Eine andere Männlichkeit ist möglich

In Ute Scheubs Traum geht es konkret zu und her. Er löst die Gleichung: Patriarchat + Klimakrise + Militarismus + Finanzkapitalismus.

Mitte 2016 setzen in der UNO heftige Konflikte um die Gerechtigkeit zwischen den Geschlechtern ein. Ein internationales Panel soll Studien für die beste Politik entwerfen, aber es gibt Streit um dessen Zusammensetzung. Welche Nationen, welche politischen Strömungen, welche Institutionen sollen vertreten sein? Man blockiert sich gegenseitig, nichts bewegt sich.

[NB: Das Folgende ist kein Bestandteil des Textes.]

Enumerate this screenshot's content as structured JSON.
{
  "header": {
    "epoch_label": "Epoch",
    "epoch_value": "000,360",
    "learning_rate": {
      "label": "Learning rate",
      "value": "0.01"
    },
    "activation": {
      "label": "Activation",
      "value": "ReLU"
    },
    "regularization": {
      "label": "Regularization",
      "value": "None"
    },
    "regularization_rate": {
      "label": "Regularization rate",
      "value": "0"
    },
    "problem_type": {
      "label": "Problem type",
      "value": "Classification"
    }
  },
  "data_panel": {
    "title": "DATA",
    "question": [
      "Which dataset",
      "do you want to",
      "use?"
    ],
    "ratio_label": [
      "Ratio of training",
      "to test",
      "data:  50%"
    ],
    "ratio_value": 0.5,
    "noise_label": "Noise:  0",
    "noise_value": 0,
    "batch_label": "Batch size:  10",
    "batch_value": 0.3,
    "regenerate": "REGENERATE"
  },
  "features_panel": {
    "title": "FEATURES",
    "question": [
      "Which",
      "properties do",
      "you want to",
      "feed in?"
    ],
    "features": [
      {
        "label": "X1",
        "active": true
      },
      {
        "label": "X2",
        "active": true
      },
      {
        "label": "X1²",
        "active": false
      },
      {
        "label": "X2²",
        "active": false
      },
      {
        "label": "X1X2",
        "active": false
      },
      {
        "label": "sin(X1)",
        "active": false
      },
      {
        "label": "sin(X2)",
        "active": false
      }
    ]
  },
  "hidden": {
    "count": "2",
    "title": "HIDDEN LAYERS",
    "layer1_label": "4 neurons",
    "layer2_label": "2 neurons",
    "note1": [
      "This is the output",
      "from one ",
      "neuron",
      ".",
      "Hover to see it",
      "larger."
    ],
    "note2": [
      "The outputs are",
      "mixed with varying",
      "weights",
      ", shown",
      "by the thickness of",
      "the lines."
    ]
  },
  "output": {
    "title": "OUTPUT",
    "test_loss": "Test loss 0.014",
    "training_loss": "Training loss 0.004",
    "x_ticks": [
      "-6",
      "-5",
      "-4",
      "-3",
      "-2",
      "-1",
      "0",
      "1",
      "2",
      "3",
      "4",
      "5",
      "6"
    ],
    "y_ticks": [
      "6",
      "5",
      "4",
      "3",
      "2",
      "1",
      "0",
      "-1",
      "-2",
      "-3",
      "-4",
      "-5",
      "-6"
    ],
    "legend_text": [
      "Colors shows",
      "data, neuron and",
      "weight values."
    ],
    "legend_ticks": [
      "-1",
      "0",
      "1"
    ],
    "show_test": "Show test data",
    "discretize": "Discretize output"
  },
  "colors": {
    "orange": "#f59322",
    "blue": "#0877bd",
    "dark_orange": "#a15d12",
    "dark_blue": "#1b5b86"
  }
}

Schliesslich schafft ein Club angesehener Nobelpreisträgerinnen, Ökonomen und Friedensfrauen mit dem Memorandum «Glück 2.0» den politischen Durchbruch. Das Gremium legt mit schlüssigen wissenschaftlichen Beweisen dar, dass die längerfristige Alternative entweder im gemeinsamen Untergang mit Millionen von Toten besteht oder im gemeinsamen Schaffen einer ökosolidarischen, stärker von Frauen geprägten Wirtschaft. Es werde eine katastrophale Lose-Lose-Situation geben, wenn Patriarchat plus Klimakrise plus Militarismus plus Finanzkapitalismus so weitergingen. Oder aber eine Win-Win-Situation, wenn Frauen und Männer gemeinsam die Weichen stellten für Abrüstung und eine ökosoziale Glückswirtschaft.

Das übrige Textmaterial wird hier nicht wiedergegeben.